New bill could create canopy of green roofs in NYC

Comptroller Scott Stringer delivers remarks at New York-Presbyterian in Flushing on Monday, July 8. Photo courtesy of the Office of New York City Comptroller Scott M. Stringer.

Comptroller Scott Stringer delivers remarks at New York-Presbyterian in Flushing on Monday, July 8. Photo courtesy of the Office of New York City Comptroller Scott M. Stringer.

By Phineas Rueckert 

New York City Comptroller Scott M. Stringer, State Sen. John Liu and Assemblymember Nily Rozic visited Flushing Monday to announce legislation that would expand the number of green roofs citywide through a tax abatement program. 

The legislation would extend a bill initially passed in 2008 and amended in 2013 that enables owners of residential or commercial buildings to receive a tax credit for planting greenery on their rooftops. 

“New York City should be at the forefront of urban sustainability and green innovation, and our barren roofs offer an ideal opportunity to improve air quality, reduce energy use, ease storm related flooding, and increase the amount of green spaces in communities that need it the most,” Stringer said in a statement. “This bill is just the start. It’s time we used the 62 square miles of available space on top of our buildings to truly create a green oasis in the skies in every corner of the city.” 

To qualify as a “green roof,” the top of a building must be at least 80 percent covered by vegetation, according to Adaptation Clearinghouse, which is part of the Georgetown Climate Center.
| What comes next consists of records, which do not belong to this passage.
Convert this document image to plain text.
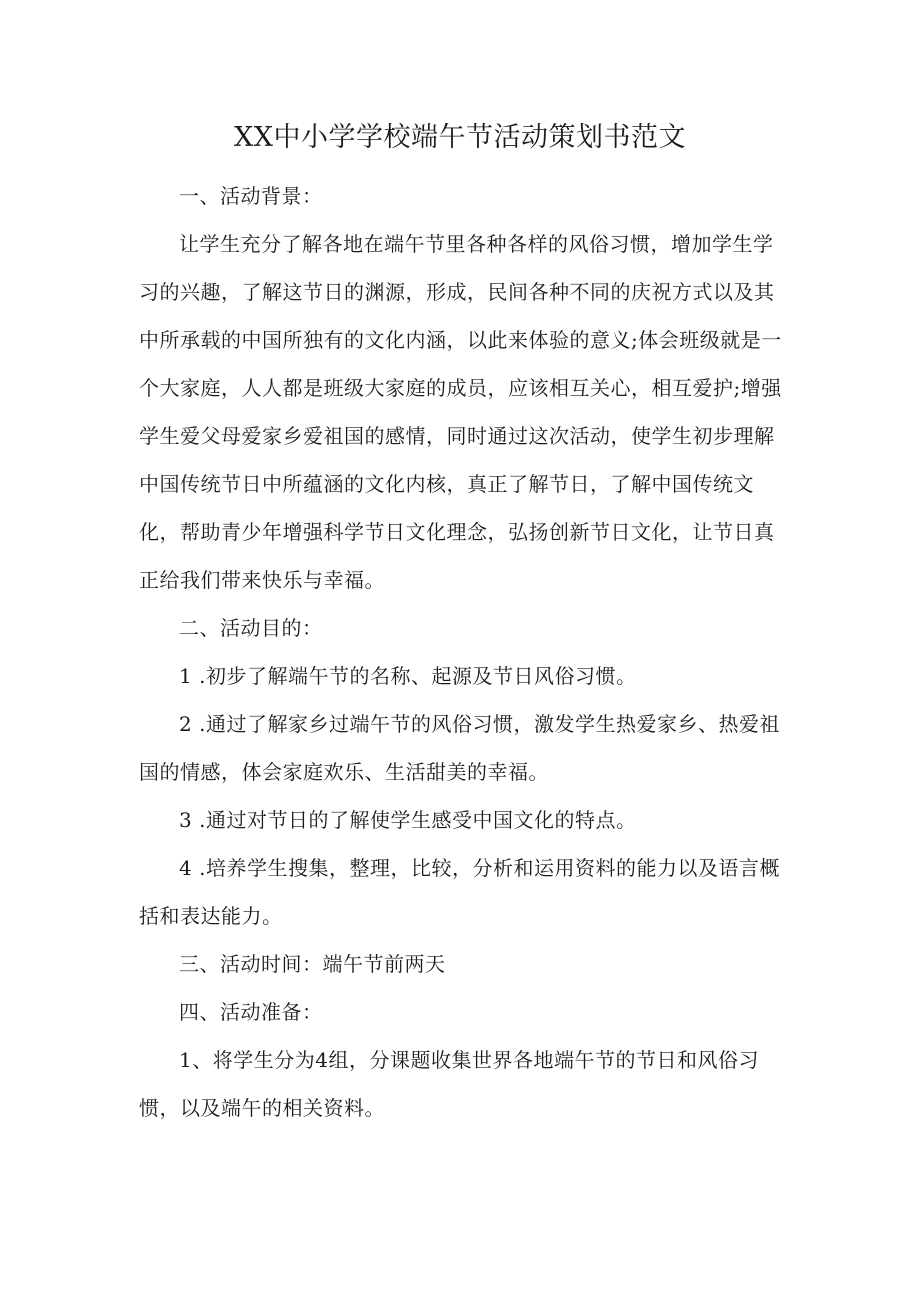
XX中小学学校端午节活动策划书范文

一、活动背景：

让学生充分了解各地在端午节里各种各样的风俗习惯，增加学生学习的兴趣，了解这节日的渊源，形成，民间各种不同的庆祝方式以及其中所承载的中国所独有的文化内涵，以此来体验的意义;体会班级就是一个大家庭，人人都是班级大家庭的成员，应该相互关心，相互爱护;增强学生爱父母爱家乡爱祖国的感情，同时通过这次活动，使学生初步理解中国传统节日中所蕴涵的文化内核，真正了解节日，了解中国传统文化，帮助青少年增强科学节日文化理念，弘扬创新节日文化，让节日真正给我们带来快乐与幸福。

二、活动目的：

1 .初步了解端午节的名称、起源及节日风俗习惯。

2 .通过了解家乡过端午节的风俗习惯，激发学生热爱家乡、热爱祖国的情感，体会家庭欢乐、生活甜美的幸福。

3 .通过对节日的了解使学生感受中国文化的特点。

4 .培养学生搜集，整理，比较，分析和运用资料的能力以及语言概括和表达能力。

三、活动时间：端午节前两天

四、活动准备：

1、将学生分为4组，分课题收集世界各地端午节的节日和风俗习惯，以及端午的相关资料。
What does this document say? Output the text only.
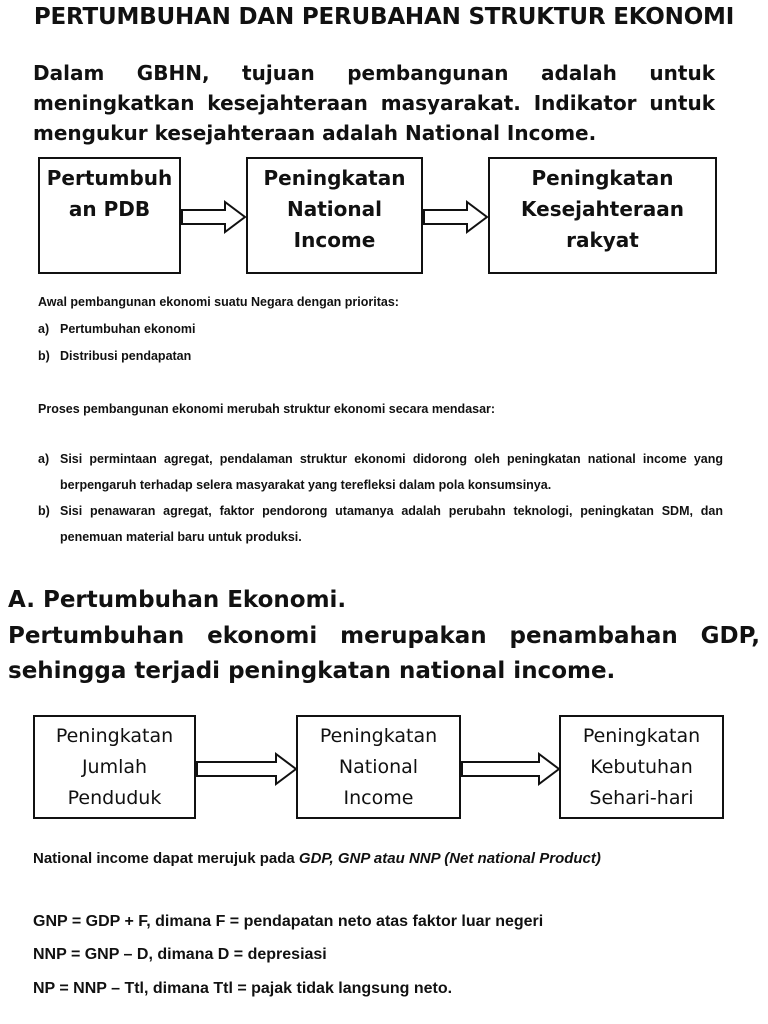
PERTUMBUHAN DAN PERUBAHAN STRUKTUR EKONOMI
Dalam GBHN, tujuan pembangunan adalah untuk meningkatkan kesejahteraan masyarakat. Indikator untuk mengukur kesejahteraan adalah National Income.
Pertumbuh
an PDB
Peningkatan
National
Income
Peningkatan
Kesejahteraan
rakyat
Awal pembangunan ekonomi suatu Negara dengan prioritas:
a) Pertumbuhan ekonomi
b) Distribusi pendapatan
Proses pembangunan ekonomi merubah struktur ekonomi secara mendasar:
a) Sisi permintaan agregat, pendalaman struktur ekonomi didorong oleh peningkatan national income yang berpengaruh terhadap selera masyarakat yang terefleksi dalam pola konsumsinya.
b) Sisi penawaran agregat, faktor pendorong utamanya adalah perubahn teknologi, peningkatan SDM, dan penemuan material baru untuk produksi.
A. Pertumbuhan Ekonomi.
Pertumbuhan ekonomi merupakan penambahan GDP, sehingga terjadi peningkatan national income.
Peningkatan
Jumlah
Penduduk
Peningkatan
National
Income
Peningkatan
Kebutuhan
Sehari-hari
National income dapat merujuk pada GDP, GNP atau NNP (Net national Product)
GNP = GDP + F, dimana F = pendapatan neto atas faktor luar negeri
NNP = GNP – D, dimana D = depresiasi
NP = NNP – Ttl, dimana Ttl = pajak tidak langsung neto.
In New York, the new tax abatement is worth $15 per square foot, according to a press release from Comptroller Stringer. 

Despite some progress in building green roofs citywide including on top of buildings like the Javits and Barclays Centers, New York has a long way to go to truly embrace green roofs — part of its goal of reducing carbon emissions by buildings by 80 percent before 2050

According to the Nature Conservancy, less than 0.1 percent of the city’s 1 million buildings had one in 2016. 

* A previous version of this article misstated the value of the tax abatement as $4.50 per square foot. This was the previous value of the tax abatement, not the one included in Stringer’s bill.